As a game developer, it is very important to understand the value of your users. You will have one-time users, and, if you’re lucky, you will also have users that will keep coming back for more. The latter, obviously, are more valuable, so it only makes sense to invest more to acquire these users. 99,99% of mobile games are not financially successful. If you want your game to be part of the 0, 01% that is, it is of vital importance to get a firm grasp on the lifetime value (LTV) of your users. In this article we will take a look at what exactly this lifetime value is, how to calculate it, and what you can do to improve it.
What is LTV?
Simply said, user LTV is a prediction of the value your business will get out of your relationship with a user. It indicates how much each one of your users is worth, and how much you can afford to spend on those users. LTV is an indicator of the success of your game(s), and a valuable tool for forecasting growth. It is what should drive your marketing budget. To get a better understanding of LTV, we’re going to dive in a little deeper.
The 3 drivers of LTV
LTV can be broken down into three variables: monetization, retention and virality. For the game industry, we can define these variables as follows:
Monetization: How much do your users contribute to your revenue in the form of clicks, downloads, subscriptions, and in-game purchases?
Retention: How engaged are your users with your game? What is the length of the average user lifecycle?
Virality: The sum value of new users that a current user will refer to your game.
In order to improve your LTV, you will first need to calculate these three variables separately.
First, you will need to calculate how much revenue your average user generates within a specific timeframe, in other words, the Average Revenue Per User (ARPU). ARPU is calculated by the total amount of revenue generated within a specific period of time, divided by the number of users actively engaged with your game in that period:
ARPU = Total revenue generated in period Y ÷ Total number of active users in period Y
Usually ARPU is reported on a monthly basis, but you can of course also report on a weekly of even a daily basis. The definition of an ‘active’ user is up to you; depending on your game, you can only look at the daily active users, or only at paying users, or at all the users who have launched your game within period Y.

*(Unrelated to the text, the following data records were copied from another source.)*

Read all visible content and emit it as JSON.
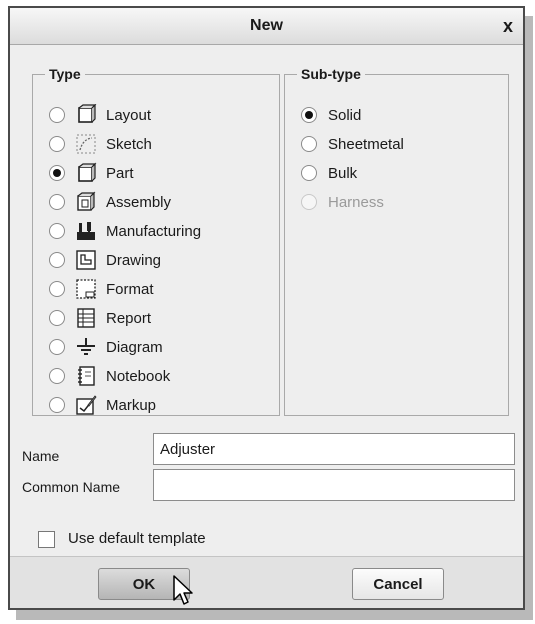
{
  "dialog": {
    "title": "New",
    "close_label": "x"
  },
  "type_group": {
    "legend": "Type",
    "items": [
      {
        "label": "Layout",
        "icon": "layout-icon",
        "checked": false
      },
      {
        "label": "Sketch",
        "icon": "sketch-icon",
        "checked": false
      },
      {
        "label": "Part",
        "icon": "part-icon",
        "checked": true
      },
      {
        "label": "Assembly",
        "icon": "assembly-icon",
        "checked": false
      },
      {
        "label": "Manufacturing",
        "icon": "manufacturing-icon",
        "checked": false
      },
      {
        "label": "Drawing",
        "icon": "drawing-icon",
        "checked": false
      },
      {
        "label": "Format",
        "icon": "format-icon",
        "checked": false
      },
      {
        "label": "Report",
        "icon": "report-icon",
        "checked": false
      },
      {
        "label": "Diagram",
        "icon": "diagram-icon",
        "checked": false
      },
      {
        "label": "Notebook",
        "icon": "notebook-icon",
        "checked": false
      },
      {
        "label": "Markup",
        "icon": "markup-icon",
        "checked": false
      }
    ]
  },
  "subtype_group": {
    "legend": "Sub-type",
    "items": [
      {
        "label": "Solid",
        "checked": true,
        "enabled": true
      },
      {
        "label": "Sheetmetal",
        "checked": false,
        "enabled": true
      },
      {
        "label": "Bulk",
        "checked": false,
        "enabled": true
      },
      {
        "label": "Harness",
        "checked": false,
        "enabled": false
      }
    ]
  },
  "fields": {
    "name_label": "Name",
    "name_value": "Adjuster",
    "common_name_label": "Common Name",
    "common_name_value": ""
  },
  "options": {
    "use_default_template_label": "Use default template",
    "use_default_template_checked": false
  },
  "buttons": {
    "ok_label": "OK",
    "cancel_label": "Cancel"
  },
  "colors": {
    "dialog_bg": "#eeeeee",
    "border": "#4a4a4a",
    "disabled_text": "#9a9a9a"
  }
}
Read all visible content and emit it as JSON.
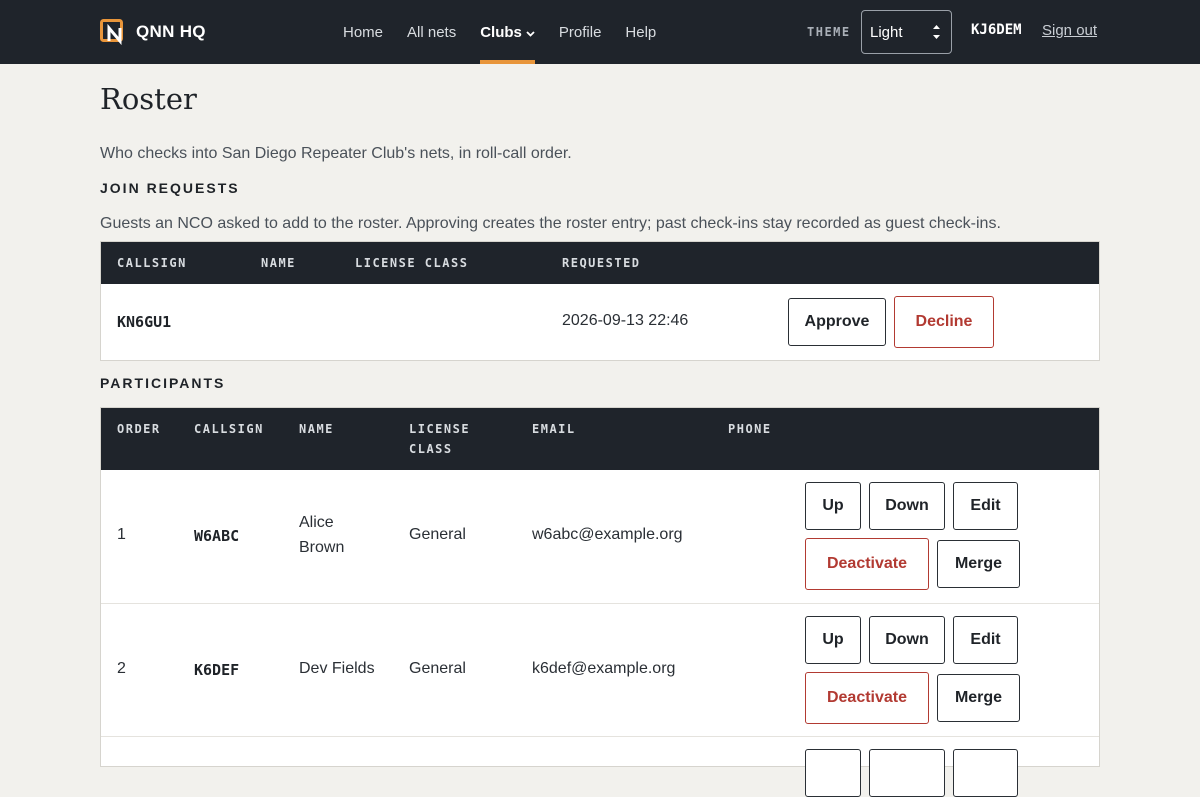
{
  "header": {
    "brand": "QNN HQ",
    "nav": [
      "Home",
      "All nets",
      "Clubs",
      "Profile",
      "Help"
    ],
    "theme_label": "THEME",
    "theme_value": "Light",
    "theme_options": [
      "Light"
    ],
    "user_callsign": "KJ6DEM",
    "signout": "Sign out",
    "colors": {
      "bar": "#1f242b",
      "accent": "#e8953a"
    }
  },
  "page": {
    "title": "Roster",
    "intro": "Who checks into San Diego Repeater Club's nets, in roll-call order."
  },
  "join_requests": {
    "heading": "JOIN REQUESTS",
    "note": "Guests an NCO asked to add to the roster. Approving creates the roster entry; past check-ins stay recorded as guest check-ins.",
    "columns": [
      "CALLSIGN",
      "NAME",
      "LICENSE CLASS",
      "REQUESTED"
    ],
    "rows": [
      {
        "callsign": "KN6GU1",
        "name": "",
        "license_class": "",
        "requested": "2026-09-13 22:46",
        "approve": "Approve",
        "decline": "Decline"
      }
    ]
  },
  "participants": {
    "heading": "PARTICIPANTS",
    "columns": [
      "ORDER",
      "CALLSIGN",
      "NAME",
      "LICENSE CLASS",
      "EMAIL",
      "PHONE"
    ],
    "rows": [
      {
        "order": "1",
        "callsign": "W6ABC",
        "name": "Alice Brown",
        "license_class": "General",
        "email": "w6abc@example.org",
        "phone": ""
      },
      {
        "order": "2",
        "callsign": "K6DEF",
        "name": "Dev Fields",
        "license_class": "General",
        "email": "k6def@example.org",
        "phone": ""
      }
    ],
    "actions": {
      "up": "Up",
      "down": "Down",
      "edit": "Edit",
      "deactivate": "Deactivate",
      "merge": "Merge"
    },
    "colors": {
      "danger": "#b23a32"
    }
  }
}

For step number two we’re going to predict the lifespan of your average user: how long are your users engaged with your game? In order to measure this, you will first need to know your churn rate, or in other words, the percentage of users that stop playing your game within period Y.
Churn = number of users lost in period Y ÷ number of users at the start of period Y
Let’s say you have a monthly churn rate of 50%. This means that your retention, or the predicted lifespan of your average user, is two months.
Virality is the hardest variable to measure. It identifies the average number of referrals from a user, multiplies by the individual revenue contribution [ARPU X (1/churn)] of an average user. If you have access to the needed data for measuring referrals, you can g ahead and check out Branch Metrics. For the rest of you, you can leave virality out of the equation.
Calculating your LTV
Now that you have calculated ARPU and churn, you can calculate your LTV:
LTV = ARPU X (1 ÷ churn) + (referral value)
If you have not calculated your referral value, simply set it to zero.
Now you have you LTV!
Improving your LTV
Now that you know your LTV, it’s time to figure out if it makes sense to invest in advertisements or other ways to acquire more users. For this, there is only one thing to keep in mind: as long als your LTV exceeds the costs you put in to acquiring new users (your so-called Customer Acquisition Costs or CAC), you will have a positive Return on Investment (ROI).
When it comes to mobile games, you’re dealing with Costs Per Install (CPI). You can use the following formula:
CPI = ad spend ÷ number of new installs directly tied to the ad spend
If the costs to acquire one user (or one download) are less than the amount of revenue that user is likely to generate, this is a good way to advertise. If not, you will first need to find ways to increase your ARPU, boost your retention, or get more referrals before you start investing in advertisements.
One of the best examples of games with a long lifetime is Clash of Clans. This game, which was released in june 2012, has over 3,9 million users and around 78,000 daily installs. With an all-time ARPD (Average Revenue Per Download) of $4,66 and a LTV of $5,19, Clash of Clans is the top ranking game in the mobile industry. If you want to even get close to these numbers, getting a good grasp on your LTV is the first step!